It is a bitter pill. You go to the doctor for a routine checkup, and you hear the dreaded words: “To be on the safe side, I would like to run a couple tests to rule out (fill in the blank).”
It is difficult to keep your wits upon hearing the doctor’s utterances. Perhaps you were feeling proud of yourself for regular checkups and intentionally living a healthy lifestyle. And this is the reward: more tests?
In today’s world, serious medical illness is an uninvited visitor in far too many lives.
The emotional side
As the diagnostic process gets under way, the knowledge that Seattle is home of several highly rated medical facilities may provide some feelings of safety and even relief. Accessing professional services does not require the addition of travel — something to be grateful for while still absorbing what is happening.
And, for sure, a lot is happening: doctors’ appointments, tests, labs, more tests, results, learning new medical vocabulary, conversing with multiple doctors and medical professionals, advocating and more.
Waiting for results means maintaining a daily routine while trying to manage emerging anxiety about the pending results.
When the doctor finally calls, every word has potentially life-altering meaning.
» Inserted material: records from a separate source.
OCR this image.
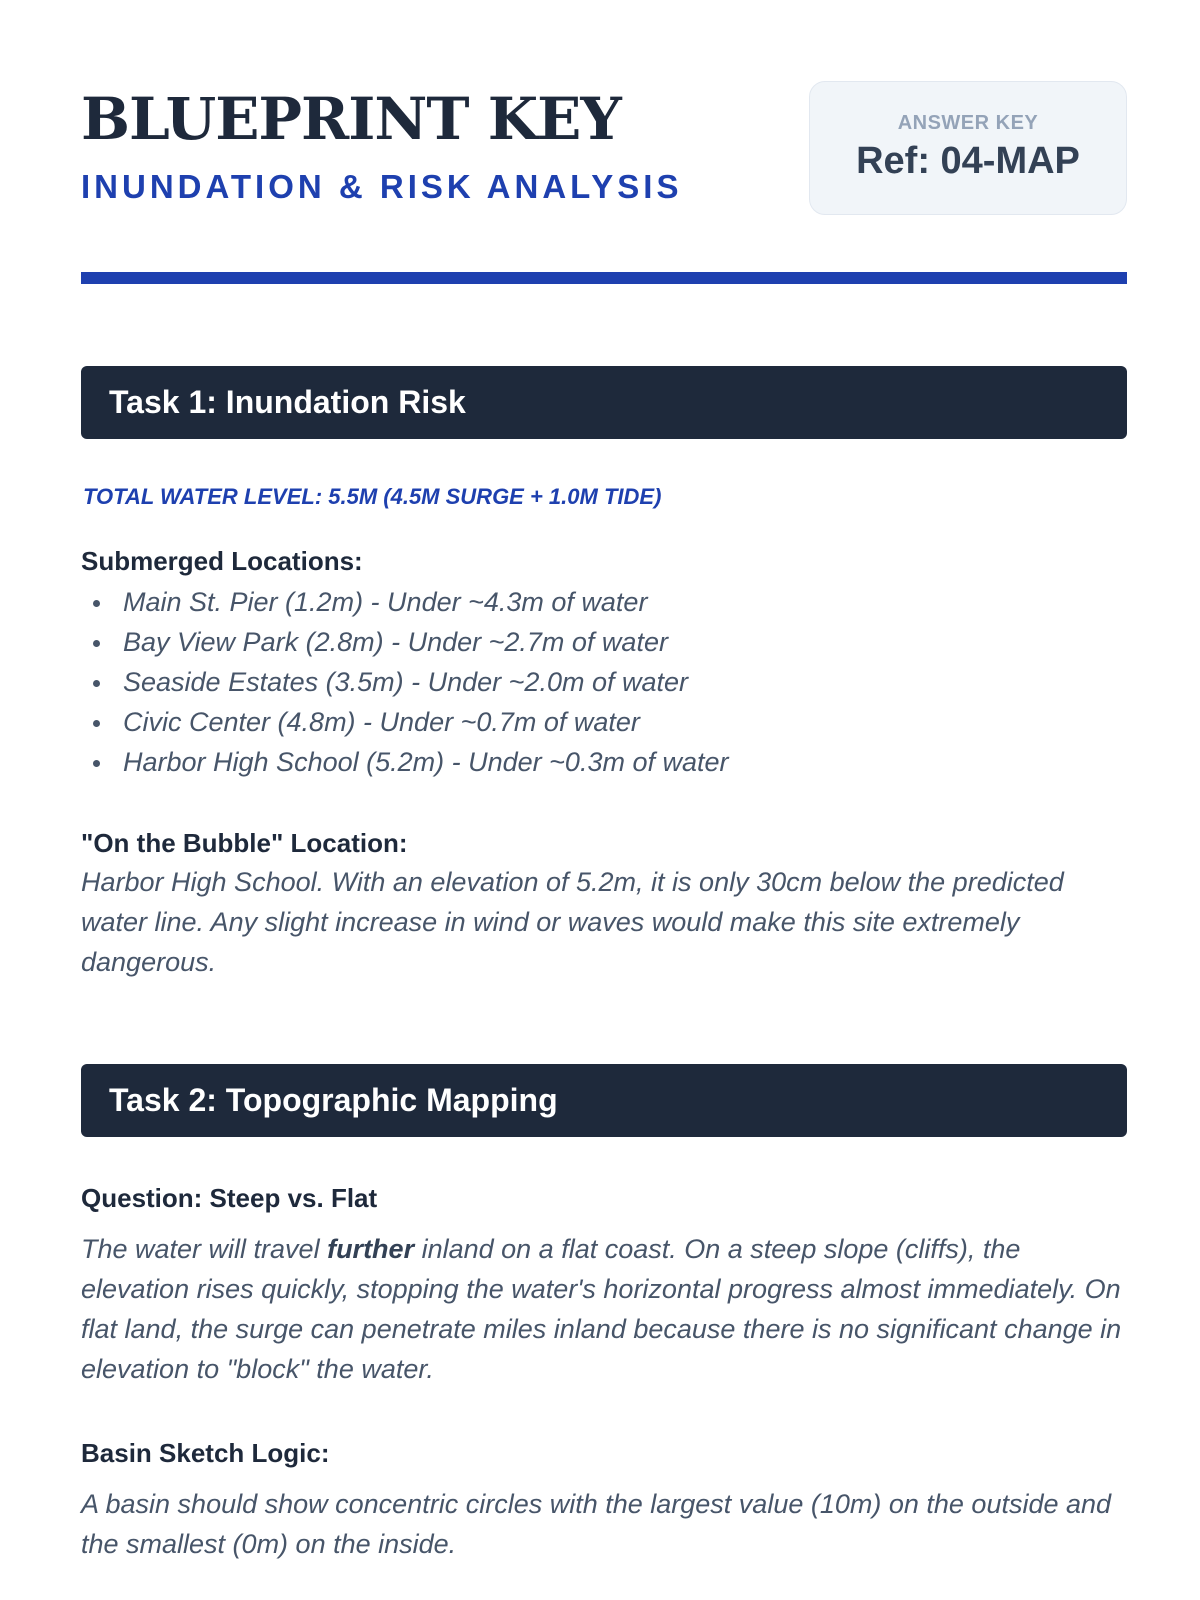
BLUEPRINT KEY
INUNDATION & RISK ANALYSIS
ANSWER KEY
Ref: 04-MAP
Task 1: Inundation Risk
TOTAL WATER LEVEL: 5.5M (4.5M SURGE + 1.0M TIDE)
Submerged Locations:
Main St. Pier (1.2m) - Under ~4.3m of water
Bay View Park (2.8m) - Under ~2.7m of water
Seaside Estates (3.5m) - Under ~2.0m of water
Civic Center (4.8m) - Under ~0.7m of water
Harbor High School (5.2m) - Under ~0.3m of water
"On the Bubble" Location:

Harbor High School. With an elevation of 5.2m, it is only 30cm below the predicted water line. Any slight increase in wind or waves would make this site extremely dangerous.

Task 2: Topographic Mapping
Question: Steep vs. Flat

The water will travel further inland on a flat coast. On a steep slope (cliffs), the elevation rises quickly, stopping the water's horizontal progress almost immediately. On flat land, the surge can penetrate miles inland because there is no significant change in elevation to "block" the water.

Basin Sketch Logic:

A basin should show concentric circles with the largest value (10m) on the outside and the smallest (0m) on the inside.
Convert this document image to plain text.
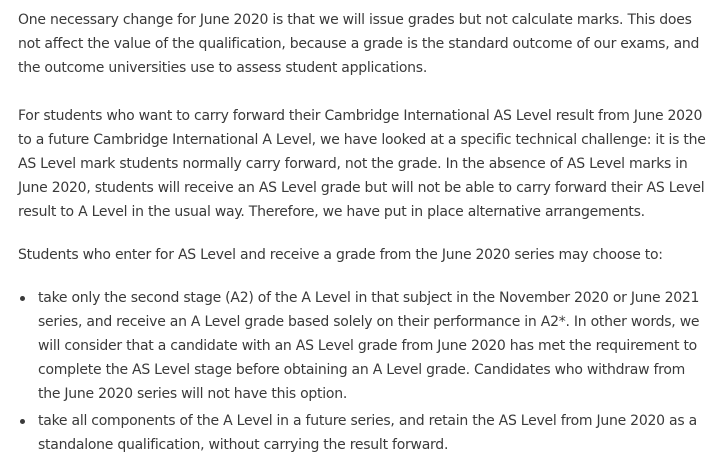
One necessary change for June 2020 is that we will issue grades but not calculate marks. This does not affect the value of the qualification, because a grade is the standard outcome of our exams, and the outcome universities use to assess student applications.

For students who want to carry forward their Cambridge International AS Level result from June 2020 to a future Cambridge International A Level, we have looked at a specific technical challenge: it is the AS Level mark students normally carry forward, not the grade. In the absence of AS Level marks in June 2020, students will receive an AS Level grade but will not be able to carry forward their AS Level result to A Level in the usual way. Therefore, we have put in place alternative arrangements.

Students who enter for AS Level and receive a grade from the June 2020 series may choose to:

take only the second stage (A2) of the A Level in that subject in the November 2020 or June 2021 series, and receive an A Level grade based solely on their performance in A2*. In other words, we will consider that a candidate with an AS Level grade from June 2020 has met the requirement to complete the AS Level stage before obtaining an A Level grade. Candidates who withdraw from the June 2020 series will not have this option.
take all components of the A Level in a future series, and retain the AS Level from June 2020 as a standalone qualification, without carrying the result forward.
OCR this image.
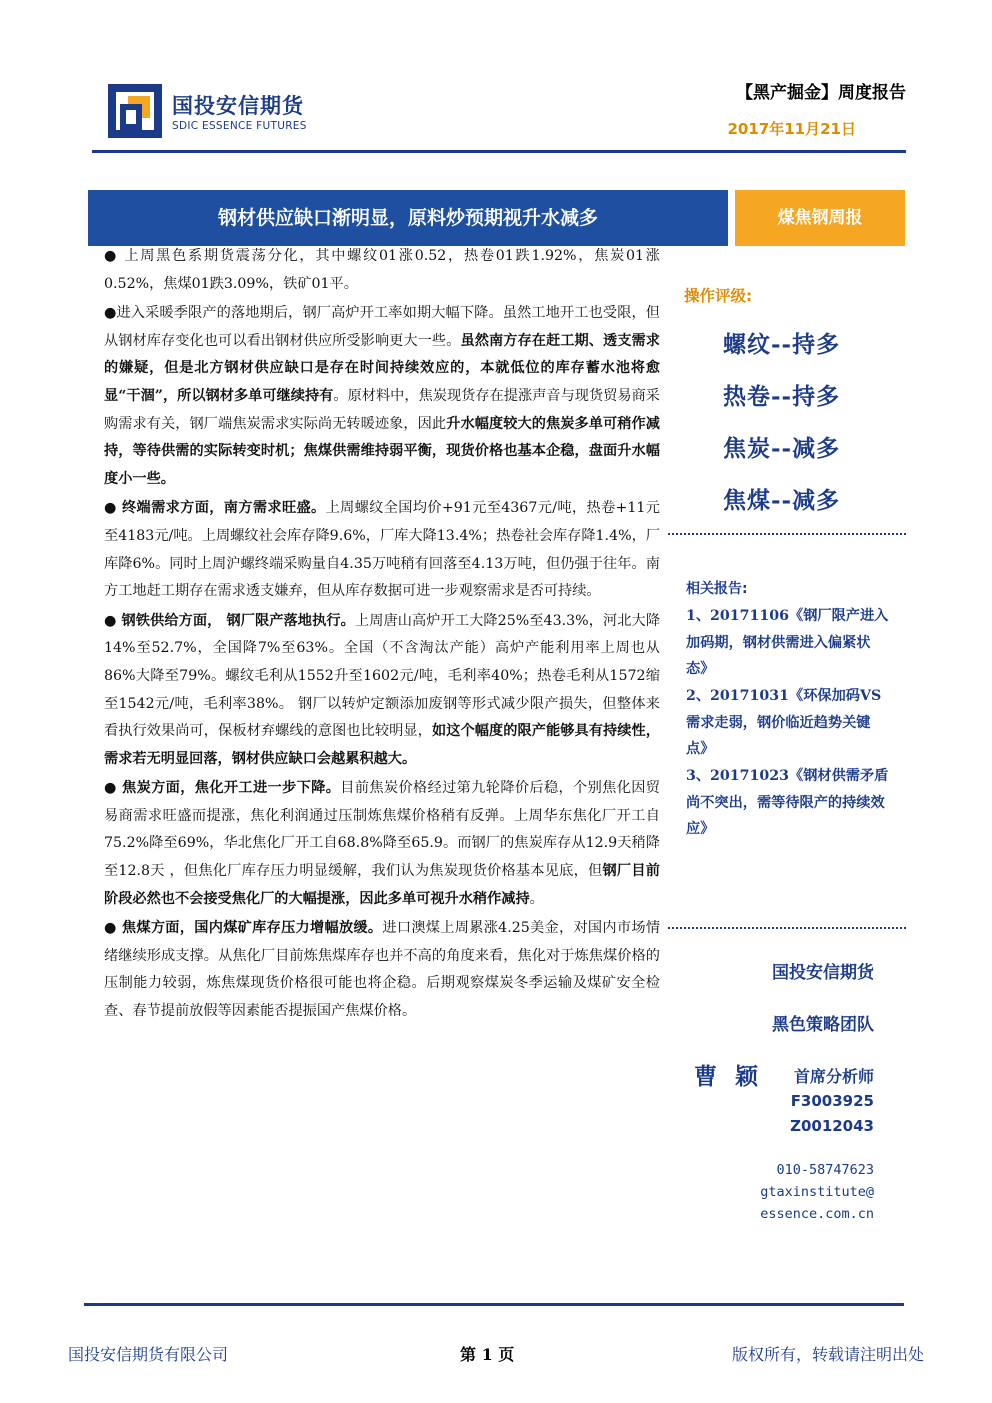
国投安信期货
SDIC ESSENCE FUTURES
【黑产掘金】周度报告
2017年11月21日
钢材供应缺口渐明显，原料炒预期视升水减多	煤焦钢周报

● 上周黑色系期货震荡分化，其中螺纹01涨0.52，热卷01跌1.92%，焦炭01涨0.52%，焦煤01跌3.09%，铁矿01平。

●进入采暖季限产的落地期后，钢厂高炉开工率如期大幅下降。虽然工地开工也受限，但从钢材库存变化也可以看出钢材供应所受影响更大一些。虽然南方存在赶工期、透支需求的嫌疑，但是北方钢材供应缺口是存在时间持续效应的，本就低位的库存蓄水池将愈显“干涸”，所以钢材多单可继续持有。原材料中，焦炭现货存在提涨声音与现货贸易商采购需求有关，钢厂端焦炭需求实际尚无转暖迹象，因此升水幅度较大的焦炭多单可稍作减持，等待供需的实际转变时机；焦煤供需维持弱平衡，现货价格也基本企稳，盘面升水幅度小一些。

● 终端需求方面，南方需求旺盛。上周螺纹全国均价+91元至4367元/吨，热卷+11元至4183元/吨。上周螺纹社会库存降9.6%，厂库大降13.4%；热卷社会库存降1.4%，厂库降6%。同时上周沪螺终端采购量自4.35万吨稍有回落至4.13万吨，但仍强于往年。南方工地赶工期存在需求透支嫌弃，但从库存数据可进一步观察需求是否可持续。

● 钢铁供给方面， 钢厂限产落地执行。上周唐山高炉开工大降25%至43.3%，河北大降14%至52.7%，全国降7%至63%。全国（不含淘汰产能）高炉产能利用率上周也从86%大降至79%。螺纹毛利从1552升至1602元/吨，毛利率40%；热卷毛利从1572缩至1542元/吨，毛利率38%。 钢厂以转炉定额添加废钢等形式减少限产损失，但整体来看执行效果尚可，保板材弃螺线的意图也比较明显，如这个幅度的限产能够具有持续性，需求若无明显回落，钢材供应缺口会越累积越大。

● 焦炭方面，焦化开工进一步下降。目前焦炭价格经过第九轮降价后稳，个别焦化因贸易商需求旺盛而提涨，焦化利润通过压制炼焦煤价格稍有反弹。上周华东焦化厂开工自75.2%降至69%，华北焦化厂开工自68.8%降至65.9。而钢厂的焦炭库存从12.9天稍降至12.8天 ，但焦化厂库存压力明显缓解，我们认为焦炭现货价格基本见底，但钢厂目前阶段必然也不会接受焦化厂的大幅提涨，因此多单可视升水稍作减持。

● 焦煤方面，国内煤矿库存压力增幅放缓。进口澳煤上周累涨4.25美金，对国内市场情绪继续形成支撑。从焦化厂目前炼焦煤库存也并不高的角度来看，焦化对于炼焦煤价格的压制能力较弱，炼焦煤现货价格很可能也将企稳。后期观察煤炭冬季运输及煤矿安全检查、春节提前放假等因素能否提振国产焦煤价格。

操作评级:
螺纹--持多
热卷--持多
焦炭--减多
焦煤--减多
相关报告:
1、20171106《钢厂限产进入加码期，钢材供需进入偏紧状态》
2、20171031《环保加码VS需求走弱，钢价临近趋势关键点》
3、20171023《钢材供需矛盾尚不突出，需等待限产的持续效应》
国投安信期货
黑色策略团队
曹颖 首席分析师
F3003925
Z0012043
010-58747623
gtaxinstitute@
essence.com.cn
国投安信期货有限公司	第 1 页	版权所有，转载请注明出处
If you are the patient, you may be flooded with “what-ifs.” If you are a partner, friend, neighbor or family member, you might be wondering what you will be able to do to help.
So far, focus is on the medical side, but what about the emotional side of things? A groundswell of feelings and emotions are inextricably part of the diagnosis and treatment process, yet fall outside of the science-based medical model.
For example, surgery, chemotherapy, radiation and other interventions treat the disease, but what about all of those complicated feelings that are impossible to excise from what is happening?
Uninvited but persistent feelings — such as fear, anger, guilt, resentment, pain, helplessness, grief, anxiety and overall distress — present emotional challenges. If you are not the patient but are impacted by knowing and loving the patient, angst about being unable to relieve pain and suffering may surface.
Maybe you are unable to have difficult conversations about treatment options and even death. Maybe you start to neglect yourself while you become immersed in the well-being of the patient. Or maybe you begin to feel emotional exhaustion.
Now, there is an uninvited visitor in your life that won’t leave, and you may begin to wonder how you will accommodate the uninvited visitor while you are seemingly consumed with doctor appointments and treatments — all of which can be overpowering.
Connectedness, compassion
Whether the patient or a loved one, chronic illness is a colossal challenge. At a time of intense vulnerability, it is easy to slide into harsh judgment, fear, guilt and self-criticism, leaving little room for unavoidable mistakes and imperfections. When it feels like survival requires super-human qualities, we are bluntly reminded of our humanness. Acknowledgement that we cannot really control what happens frees us to do what we can do, with all of its limitations and imperfections.
Doing what we can while accepting our limitations is what connects us to everyone around us. It makes it possible to see that we are all connected through our limitations and imperfections. Allowing our humaneness crowds out unhelpful feelings of guilt, criticism and judgment, and in place, we have room to feel an unfettered connection. We have room. We have time. We have presence. We have compassion.
Compassion makes it possible to name the unhelpful feelings without censoring. Believing that everyone struggles with unproductive feelings reduces feelings of isolation and aloneness.
Emerging research shows that being kind and forgiving to you is positively linked to adaptive strategies for challenges and difficulties, which inevitably happen when trying to accommodate an uninvited visitor in your life: serious medical illness.